Considering this, it could be argued that those who would ask for this wisdom, and especially when it comes to fulfilling their call, were already wise enough to make such a request. In fact, the rabbinical interpretation of our verse from Exodus says, that God gives wisdom to those who possess wisdom. In other words, these craftsmen already possessed a measure of wisdom but God further endowed them with greater wisdom. Likewise, Solomon exhibited wisdom by asking for wisdom.

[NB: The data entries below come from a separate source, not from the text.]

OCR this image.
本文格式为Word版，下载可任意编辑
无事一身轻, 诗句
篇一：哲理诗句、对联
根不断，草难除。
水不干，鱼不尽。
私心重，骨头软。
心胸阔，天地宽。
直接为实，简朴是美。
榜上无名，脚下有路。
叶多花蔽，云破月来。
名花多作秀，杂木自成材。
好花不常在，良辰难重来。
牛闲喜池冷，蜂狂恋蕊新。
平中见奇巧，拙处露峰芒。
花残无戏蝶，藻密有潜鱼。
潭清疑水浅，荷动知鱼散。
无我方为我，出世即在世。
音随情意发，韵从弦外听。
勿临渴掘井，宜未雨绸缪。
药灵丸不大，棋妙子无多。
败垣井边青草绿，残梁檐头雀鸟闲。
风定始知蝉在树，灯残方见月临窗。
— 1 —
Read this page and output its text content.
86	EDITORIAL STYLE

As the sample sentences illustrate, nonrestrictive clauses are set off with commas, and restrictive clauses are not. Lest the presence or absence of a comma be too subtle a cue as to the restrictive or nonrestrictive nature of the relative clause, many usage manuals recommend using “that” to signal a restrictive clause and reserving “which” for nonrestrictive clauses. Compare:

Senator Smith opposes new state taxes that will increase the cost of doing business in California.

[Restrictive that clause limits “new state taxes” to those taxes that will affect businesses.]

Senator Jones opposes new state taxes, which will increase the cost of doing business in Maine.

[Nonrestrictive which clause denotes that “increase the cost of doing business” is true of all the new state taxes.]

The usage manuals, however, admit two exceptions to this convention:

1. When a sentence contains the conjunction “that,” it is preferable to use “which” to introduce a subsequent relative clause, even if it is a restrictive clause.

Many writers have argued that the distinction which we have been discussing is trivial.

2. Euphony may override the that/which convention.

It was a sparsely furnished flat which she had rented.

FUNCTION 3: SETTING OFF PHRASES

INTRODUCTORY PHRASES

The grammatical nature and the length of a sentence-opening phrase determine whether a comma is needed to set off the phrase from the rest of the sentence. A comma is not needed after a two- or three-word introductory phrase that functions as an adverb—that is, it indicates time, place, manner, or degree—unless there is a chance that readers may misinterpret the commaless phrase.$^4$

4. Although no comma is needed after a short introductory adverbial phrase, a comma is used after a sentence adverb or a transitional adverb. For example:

It is seems to me that there is a ring of truth within this interpretation. In the parable of the talents and the unprofitable servant, those who properly used what had already been given to them were entrusted with more. Those who misappropriated their gift were rebuked and their gift taken away and given to another. Yeshua said, “For to everyone who has, more will be given, and he will have abundance; but from him who does not have, even what he has will be taken away” (Matthew 25:29).
The point is that all of us have been given gifts and talents that are to be used for God’s purpose and in His service. To misappropriate these talents is to display a disregard for God’s will and demonstrate a lack of wisdom. It is unlikely that those who do such will be given more wisdom — at least not until they learn to appreciate and appropriate what they already have. To those who are using their gifts and talents to advance His Will, we have a promise that, when we ask Him for what is needed to continue in His Will, He gladly grants that request. The key, it seems, is to be found trustworthy. That is, if we are doing what is pleasing to Him today, when tomorrow’s challenge comes, He knows He can trust us and, therefore, endow us with greater wisdom to be used for God-ordained reasons.